MRSA is a superbug: caution advised.

Dr. Christopher J. Harrison might be a bit too casual in his outlook regarding methicillin-resistant Staphylococcus aureus ("In Fight Against MRSA, Panic Is Not a Practical Tool," Guest Editorial, January 2008, p. 14).

First, the two most disturbing aspects of MRSA are its resistance to many (and sometimes all) of the standard antibiotics and its production of molecules which puncture and injure the immune cells trying to contain the infection. Regarding the second point, Michael Otto, Ph.D., of the National Institute of Allergy and Infectious Diseases, has shown that community-associated MRSA (CA-MRSA) has a considerable amount of phenol-soluble modulin. This complex destroys neutrophils by forming pores on these white blood cells, greatly contributing to the organism's deadly potential. Although Dr. Harrison hates the terminology, this trait of MRSA does make it a "superbug" with "flesh-eating" potential.

Secondly, although many of the pharmaceutical giants are able to develop new antibiotics for these new strains of bacteria, costs are inhibitory. In 2000, a report in the Journal of Health Economics indicated a cost of more than $800 million to develop (and get approval for) a novel drug with a new molecular structure. That figure has been revised, to adjust for inflation, to $1.3 billion.

One must also add the probable legal costs, given the penchant by lawyers to initiate lawsuits, especially when dealing with virulent organisms.

As the government pays more of the cost for pharmaceuticals, including innovative drugs, this issue of development of new antibiotics is woven into many aspects of health care policy. As with most national health issues, there is not a quick solution to CA-MRSA.

Craig G. Burkhart, M.D.

Sylvania, Ohio

Dr. Harrison replies:

I thank Dr. Burkhart for his comments, and I would stress that my outlook toward MRSA is not casual. CA-MRSA has become an increasing problem in the office, clinic, and hospital.

A recent report defines a USA300 lineage for most isolates of this strain of CAMRSA that seems to have appeared approximately 10 years ago. It has acquired multiple antibiotic resistance genes and multiple virulence genes. My guest editorial mentioned some such factors: "Most S. aureus can 'eat flesh" using coagulase and other enzymes." Dr. Burkhart points out that phenol-soluble modulin (PSM) was reported by Dr. Otto's group to be a candidate factor for increased virulence, suggesting it to be more important than Panton-Valentine leukocidin (PVL). However, Dr. Otto himself, commenting on the same report, did not claim that that PSM was the single virulence gene that determines the outcome of community-acquired MRSA infections.
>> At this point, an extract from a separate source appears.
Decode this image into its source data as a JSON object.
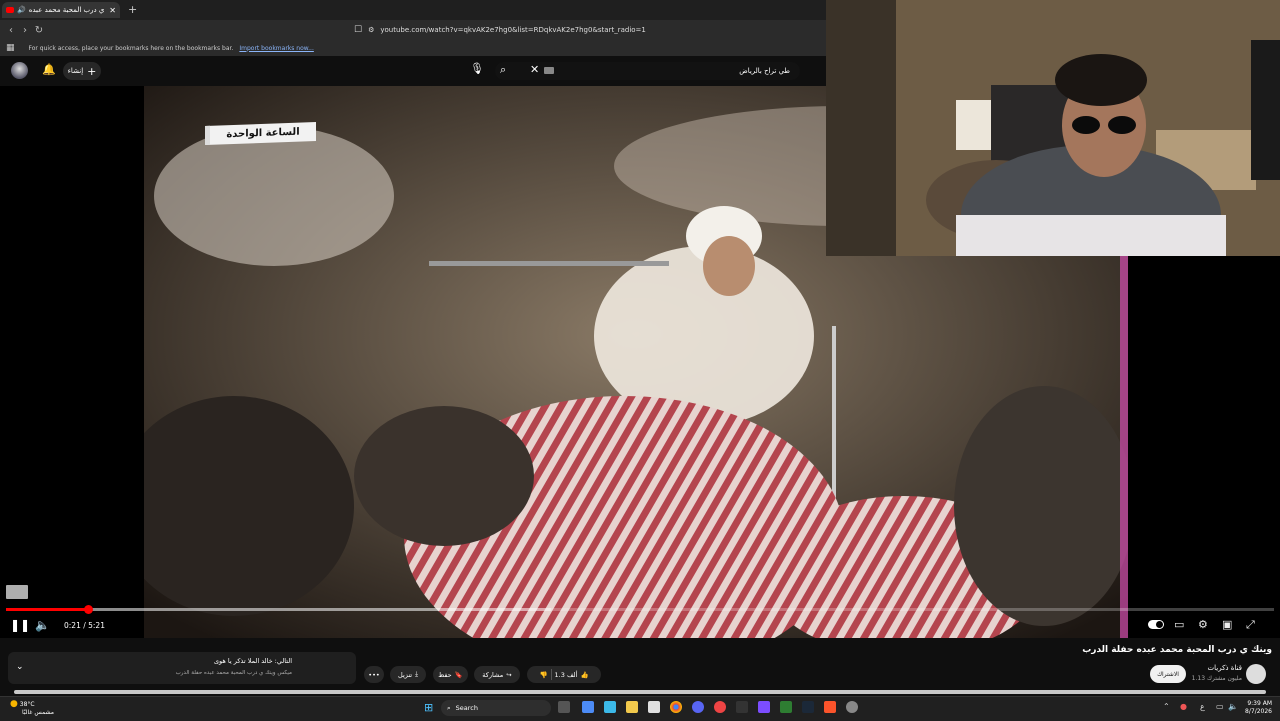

PSM is a pleiotropic factor with multiple effects. It has long been noted to be a factor in producing biofilm associated with Staphylococcus epidermidis, not a highly virulent or aggressive pathogen. Biofilm, however, reduces penetration of even effective antibiotics and provides an environment that allows staphylococci of any species to adhere well to foreign bodies or even to human tissue. When a pathogen combines PSM with antibiotic resistance and other virulence factors, it can be more difficult to treat, particularly late in invasive disease. So PSM's major impact may not relate only to the injury of the immune cells trying to contain the infection, as noted by Dr. Burkhart, but to other effects and their interaction with more than a dozen factors or enzymes which have accumulated in this MRSA strain. These include some that most clinicians may recognize, such as staphylococcus protein A (a super antigen), leukocidins, and coagulase itself. Most of these same virulence factors also occur in methicillin-susceptible S. aureus.

The USA300 CA-MRSA strain owes its potential for severe disease to a constellation of factors together with a universal resistance to current beta-lactams, macrolides, an increasing resistance to quinolones, and occasional although potentially increasing resistance to clindamycin. This combination can, in selected hosts or with delayed/inadequate therapy, lead to serious outcomes. However, the overwhelming majority of CAMRSA infections are mild and can be treated on an outpatient basis with trimethoprim-sulfamethoxazole or dindamycin. Most CA-MRSA strains are also susceptible to doxycycline and rifampin. Almost all are susceptible to linezolid and all have been susceptible to vancomycin.

We still need to be vigilant in detecting CA-MRSA in our patients and treat it appropriately before it produces severe outcomes. Our other role is to provide practical advice on measures to attempt prevention. Adding to the panic or recommending excessive interventions will not be useful.